Kommt das neue Heizungsgesetz vor das Bundesverfassungsgericht?
Die Deutsche Umwelthilfe will gegen das neue Heizungsgesetz vorgehen. Sie hält das Gesetz für nicht ausreichend, um die Klimaneutralität 2045 zu erreichen.
Die Deutsche Umwelthilfe (DUH) plant eine Verfassungsbeschwerde gegen das neue Gebäudemodernisierungsgesetz (GModG), das mittlerweile im Bundesgesetzblatt verkündet wurde. Nach Angaben von Bundesgeschäftsführerin Barbara Metz soll die Beschwerde im September eingereicht werden.

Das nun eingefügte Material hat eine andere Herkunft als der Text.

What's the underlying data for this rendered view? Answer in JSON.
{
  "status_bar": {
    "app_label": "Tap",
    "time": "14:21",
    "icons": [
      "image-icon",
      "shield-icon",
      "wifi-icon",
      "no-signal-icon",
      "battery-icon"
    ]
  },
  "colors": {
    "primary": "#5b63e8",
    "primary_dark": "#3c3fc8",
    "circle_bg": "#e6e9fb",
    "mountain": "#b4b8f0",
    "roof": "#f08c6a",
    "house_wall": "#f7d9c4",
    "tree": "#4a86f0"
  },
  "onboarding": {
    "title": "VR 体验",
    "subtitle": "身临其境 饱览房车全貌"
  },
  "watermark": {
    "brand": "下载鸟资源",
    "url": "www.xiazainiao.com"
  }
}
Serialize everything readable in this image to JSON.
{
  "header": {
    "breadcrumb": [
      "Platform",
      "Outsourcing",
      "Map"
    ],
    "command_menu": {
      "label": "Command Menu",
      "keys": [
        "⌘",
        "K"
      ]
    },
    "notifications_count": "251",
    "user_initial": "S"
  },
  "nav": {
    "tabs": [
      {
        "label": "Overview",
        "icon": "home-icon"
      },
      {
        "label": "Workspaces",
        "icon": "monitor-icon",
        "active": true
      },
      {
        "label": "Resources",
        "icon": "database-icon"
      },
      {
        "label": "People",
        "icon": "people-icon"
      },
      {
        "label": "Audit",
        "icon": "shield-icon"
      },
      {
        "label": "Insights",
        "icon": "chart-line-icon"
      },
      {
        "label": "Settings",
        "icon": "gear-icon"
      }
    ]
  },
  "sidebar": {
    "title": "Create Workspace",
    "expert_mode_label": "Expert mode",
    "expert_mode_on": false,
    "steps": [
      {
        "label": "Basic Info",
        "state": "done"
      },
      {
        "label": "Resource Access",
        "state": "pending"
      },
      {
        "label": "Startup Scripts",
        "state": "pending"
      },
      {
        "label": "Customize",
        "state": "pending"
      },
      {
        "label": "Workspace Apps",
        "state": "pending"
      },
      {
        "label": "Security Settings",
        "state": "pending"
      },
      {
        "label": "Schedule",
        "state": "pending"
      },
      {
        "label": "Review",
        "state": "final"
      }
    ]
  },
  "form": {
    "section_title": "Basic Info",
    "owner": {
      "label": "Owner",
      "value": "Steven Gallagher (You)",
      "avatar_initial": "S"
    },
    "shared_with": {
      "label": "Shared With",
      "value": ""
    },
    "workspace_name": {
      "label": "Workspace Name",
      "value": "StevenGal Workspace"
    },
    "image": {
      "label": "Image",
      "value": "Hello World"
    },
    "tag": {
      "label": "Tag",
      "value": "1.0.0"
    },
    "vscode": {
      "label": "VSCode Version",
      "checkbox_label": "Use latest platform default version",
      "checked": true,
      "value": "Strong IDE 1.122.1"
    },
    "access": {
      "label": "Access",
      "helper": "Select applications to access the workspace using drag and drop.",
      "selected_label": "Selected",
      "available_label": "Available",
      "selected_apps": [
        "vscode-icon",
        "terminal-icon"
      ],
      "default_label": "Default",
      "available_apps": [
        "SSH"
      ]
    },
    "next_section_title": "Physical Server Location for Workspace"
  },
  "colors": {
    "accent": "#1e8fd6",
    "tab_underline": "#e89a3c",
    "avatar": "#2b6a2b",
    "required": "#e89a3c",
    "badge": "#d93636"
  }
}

Die DUH sieht durch die neuen Heizungsregeln die deutschen Klimaziele infrage gestellt. Die angestrebte Klimaneutralität bis 2045 im Gebäudesektor könne mit dem Gebäudemodernisierungsgesetz nicht erreicht werden.
Kritik an weiter möglichen Öl- und Gasheizungen
Ein zentraler Kritikpunkt der DUH ist, dass auch künftig neue Öl- und Gasheizungen eingebaut werden dürfen. Anders als beim früheren Heizungsgesetz der Ampelregierung entfällt die Vorgabe, dass jede neu eingebaute Heizung zu 65 Prozent mit erneuerbaren Energien betrieben werden muss.
Das neue Gesetz erlaubt neben Wärmepumpen, Fernwärmeanschlüssen, hybriden Heizsystemen und Biomasseheizungen weiterhin auch Gas- und Ölheizungen. Voraussetzung ist, dass diese ab 2029 schrittweise einen steigenden Anteil CO₂-neutraler Brennstoffe wie Biomethan nutzen.
Für bestehende Heizungen soll ab 2028 eine Quote von zunächst einem Prozent gelten und anschließend schrittweise steigen. Die Umwelthilfe kritisiert jedoch, dass unklar sei, ob ausreichend Biogas zur Verfügung stehen wird und wie hoch die Kosten dafür ausfallen könnten. Außerdem sei die Regelung zur „Biotreppe“ nur bis 2040 festgelegt.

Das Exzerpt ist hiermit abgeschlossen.